[Mesa-dev] [PATCH RFC] mesa: add SSE optimisation for glDrawElements
Matt Turner
mattst88 at gmail.com
Wed Oct 22 22:30:19 PDT 2014
On Wed, Oct 22, 2014 at 9:02 PM, Timothy Arceri <t_arceri at yahoo.com.au> wrote:
> Makes use of SSE to speed up compute of min and max elements
>
> Callgrind cpu usage results from pts benchmarks:
>
> Openarena 0.8.8: 3.67% -> 1.03%
> UrbanTerror: 2.36% -> 0.81%
>
> Signed-off-by: Timothy Arceri <t_arceri at yahoo.com.au>
> ---
> src/mesa/Makefile.am | 3 +-
> src/mesa/main/sse_minmax.c | 75 +++++++++++++++++++++++++++++++++++++++++++
> src/mesa/main/sse_minmax.h | 29 +++++++++++++++++
> src/mesa/vbo/vbo_exec_array.c | 8 +++++
> 4 files changed, 114 insertions(+), 1 deletion(-)
> create mode 100644 src/mesa/main/sse_minmax.c
> create mode 100644 src/mesa/main/sse_minmax.h
>
> I almost wasn't going to bother sending this out since it uses SSE4.1
> and its recommended to use glDrawRangeElements anyway.
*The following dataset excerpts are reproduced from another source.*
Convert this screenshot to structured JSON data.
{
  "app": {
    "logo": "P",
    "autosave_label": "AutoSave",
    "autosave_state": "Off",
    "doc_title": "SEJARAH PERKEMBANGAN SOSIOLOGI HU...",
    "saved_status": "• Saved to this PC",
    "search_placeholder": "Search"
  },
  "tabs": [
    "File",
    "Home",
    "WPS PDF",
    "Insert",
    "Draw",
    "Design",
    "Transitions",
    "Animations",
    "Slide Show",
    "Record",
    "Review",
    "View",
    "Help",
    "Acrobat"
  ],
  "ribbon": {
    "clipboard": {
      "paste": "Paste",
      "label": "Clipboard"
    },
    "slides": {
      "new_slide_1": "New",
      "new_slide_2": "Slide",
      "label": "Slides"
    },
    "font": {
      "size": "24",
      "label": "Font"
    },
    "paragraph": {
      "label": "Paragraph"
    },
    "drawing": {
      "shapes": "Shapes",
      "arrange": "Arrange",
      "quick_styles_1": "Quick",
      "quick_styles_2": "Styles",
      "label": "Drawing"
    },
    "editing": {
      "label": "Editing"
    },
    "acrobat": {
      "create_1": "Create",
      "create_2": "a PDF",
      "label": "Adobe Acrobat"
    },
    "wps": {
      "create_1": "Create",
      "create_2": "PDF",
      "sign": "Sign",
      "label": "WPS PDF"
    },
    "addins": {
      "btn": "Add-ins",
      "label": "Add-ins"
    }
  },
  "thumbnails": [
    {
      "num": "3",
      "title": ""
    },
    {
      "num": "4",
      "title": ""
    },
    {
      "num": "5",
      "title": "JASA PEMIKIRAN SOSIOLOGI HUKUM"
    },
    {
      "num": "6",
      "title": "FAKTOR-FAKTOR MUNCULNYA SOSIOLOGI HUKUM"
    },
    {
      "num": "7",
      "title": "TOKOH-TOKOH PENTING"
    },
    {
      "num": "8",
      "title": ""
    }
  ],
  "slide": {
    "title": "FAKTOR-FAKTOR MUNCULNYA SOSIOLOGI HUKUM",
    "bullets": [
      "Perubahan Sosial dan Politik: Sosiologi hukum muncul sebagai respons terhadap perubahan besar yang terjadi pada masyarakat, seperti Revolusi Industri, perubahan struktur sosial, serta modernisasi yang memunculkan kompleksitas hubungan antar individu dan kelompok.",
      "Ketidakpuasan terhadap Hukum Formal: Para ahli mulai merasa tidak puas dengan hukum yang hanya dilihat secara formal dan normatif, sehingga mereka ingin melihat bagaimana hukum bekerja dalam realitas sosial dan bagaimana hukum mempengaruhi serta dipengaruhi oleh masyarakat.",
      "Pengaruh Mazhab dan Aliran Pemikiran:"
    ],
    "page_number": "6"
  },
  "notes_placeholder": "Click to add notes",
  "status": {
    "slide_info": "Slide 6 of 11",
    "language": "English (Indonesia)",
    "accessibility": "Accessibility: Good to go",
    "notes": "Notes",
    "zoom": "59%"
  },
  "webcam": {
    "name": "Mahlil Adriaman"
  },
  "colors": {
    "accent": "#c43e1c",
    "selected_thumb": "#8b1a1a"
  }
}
But since these games
> are still ofter used for benchmarking I thought I'd see if anyone is
> interested in this. I only optimised GL_UNSIGNED_INT as that was the
> only place these games were hitting but I guess it wouldn't hurt
> to optimse the other cases too.
I think it's kind of neat!
It might also be fun to try to do this with OpenMP. OpenMP 3.1
(supported since gcc-4.7) supports min/max reduction operators.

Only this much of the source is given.